Uncomplicated diverticulitis is often managed in the outpatient setting with antibiotics to expedite recovery from the acute episode and reduce the risk for obstruction, abscess, or perforation. The two most commonly prescribed antibiotic regimens for this purpose are a combination of metronidazole and a fluoroquinolone or amoxicillin-clavulanate only. Despite being commonly prescribed for diverticulitis, the effectiveness and harms of these antibiotics remain unknown. This is a critical gap because the U.S. Food and Drug Administration has recommended that fluoroquinolones be reserved for use in conditions with no alternative treatment options because of the risk for potentially permanent and disabling fluoroquinolone-related adverse effects.

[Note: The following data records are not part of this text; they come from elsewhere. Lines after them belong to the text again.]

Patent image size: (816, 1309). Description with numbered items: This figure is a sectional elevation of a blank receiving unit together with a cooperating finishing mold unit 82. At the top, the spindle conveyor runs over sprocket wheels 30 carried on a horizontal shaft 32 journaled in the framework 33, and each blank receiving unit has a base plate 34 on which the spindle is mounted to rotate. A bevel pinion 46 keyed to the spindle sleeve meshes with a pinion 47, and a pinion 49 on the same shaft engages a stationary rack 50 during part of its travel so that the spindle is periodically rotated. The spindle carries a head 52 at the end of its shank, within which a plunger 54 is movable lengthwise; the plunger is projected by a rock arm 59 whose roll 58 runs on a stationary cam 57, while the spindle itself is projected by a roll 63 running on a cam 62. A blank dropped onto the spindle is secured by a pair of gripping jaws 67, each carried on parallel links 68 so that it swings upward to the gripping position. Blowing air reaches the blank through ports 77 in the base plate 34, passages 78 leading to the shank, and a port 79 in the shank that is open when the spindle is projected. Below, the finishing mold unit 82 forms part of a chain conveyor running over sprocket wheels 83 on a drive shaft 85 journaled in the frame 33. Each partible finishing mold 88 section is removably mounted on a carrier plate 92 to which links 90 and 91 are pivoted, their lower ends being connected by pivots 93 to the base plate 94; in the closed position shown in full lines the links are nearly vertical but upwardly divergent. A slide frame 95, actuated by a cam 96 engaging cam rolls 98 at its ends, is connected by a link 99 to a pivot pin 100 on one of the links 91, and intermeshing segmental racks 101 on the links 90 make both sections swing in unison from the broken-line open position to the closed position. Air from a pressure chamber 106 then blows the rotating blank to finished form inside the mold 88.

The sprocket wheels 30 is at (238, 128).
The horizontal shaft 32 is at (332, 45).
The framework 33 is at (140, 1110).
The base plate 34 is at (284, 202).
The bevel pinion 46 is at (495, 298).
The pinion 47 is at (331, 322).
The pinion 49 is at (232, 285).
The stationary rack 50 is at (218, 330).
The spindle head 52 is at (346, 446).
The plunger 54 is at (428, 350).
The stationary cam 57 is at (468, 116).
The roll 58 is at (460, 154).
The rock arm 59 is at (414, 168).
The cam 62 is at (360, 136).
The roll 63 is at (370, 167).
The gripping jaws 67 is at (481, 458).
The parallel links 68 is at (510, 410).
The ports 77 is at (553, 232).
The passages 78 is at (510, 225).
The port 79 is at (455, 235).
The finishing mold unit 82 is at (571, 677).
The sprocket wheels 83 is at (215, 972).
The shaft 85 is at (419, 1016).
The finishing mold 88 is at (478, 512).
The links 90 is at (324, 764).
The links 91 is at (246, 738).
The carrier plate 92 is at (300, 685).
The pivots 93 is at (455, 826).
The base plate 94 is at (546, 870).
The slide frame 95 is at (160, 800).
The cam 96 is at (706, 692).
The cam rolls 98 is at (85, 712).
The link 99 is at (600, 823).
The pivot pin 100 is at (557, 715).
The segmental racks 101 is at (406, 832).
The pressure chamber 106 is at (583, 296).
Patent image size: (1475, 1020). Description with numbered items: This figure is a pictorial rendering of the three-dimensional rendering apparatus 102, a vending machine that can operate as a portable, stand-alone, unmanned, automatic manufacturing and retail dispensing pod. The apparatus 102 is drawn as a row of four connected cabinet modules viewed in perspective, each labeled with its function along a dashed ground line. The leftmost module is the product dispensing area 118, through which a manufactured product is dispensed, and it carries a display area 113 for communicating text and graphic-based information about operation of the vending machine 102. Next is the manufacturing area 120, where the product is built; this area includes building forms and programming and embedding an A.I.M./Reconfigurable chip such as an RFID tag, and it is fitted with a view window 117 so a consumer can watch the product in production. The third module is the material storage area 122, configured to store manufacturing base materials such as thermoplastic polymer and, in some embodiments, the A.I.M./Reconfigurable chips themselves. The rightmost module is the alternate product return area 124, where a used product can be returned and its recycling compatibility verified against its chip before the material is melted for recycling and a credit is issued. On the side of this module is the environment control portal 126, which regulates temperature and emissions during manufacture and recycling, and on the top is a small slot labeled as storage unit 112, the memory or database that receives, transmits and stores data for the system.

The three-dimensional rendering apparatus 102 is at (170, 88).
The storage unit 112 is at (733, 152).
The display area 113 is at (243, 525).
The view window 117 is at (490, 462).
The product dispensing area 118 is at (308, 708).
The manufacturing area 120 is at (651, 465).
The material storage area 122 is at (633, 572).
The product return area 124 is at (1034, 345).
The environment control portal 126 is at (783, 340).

Researchers from the University of North Carolina School of Medicine studied two nationwide claims databases to compare the effectiveness of treating patients at the first occurrence of outpatient diverticulitis with either a combination of metronidazole and a fluoroquinolone or amoxicillin-clavulanate alone for the prevention of diverticulitis-related inpatient admission, urgent surgery, elective surgery, and emergency department visits. In addition, the researchers sought to assess the comparative risk for Clostridioides difficile infection (CDI) associated with these treatments. They found that amoxicillin-clavulanate was as effective as treatment with metronidazole-with-fluoroquinolone and there were negligible differences between groups in risk for the adverse outcomes measured. According to the researchers, these findings suggest that physicians may want to consider choosing amoxicillin-clavulanate over metronidazole-with-fluoroquinolone to reduce the risk for serious harms associated with fluoroquinolone use, including CDI.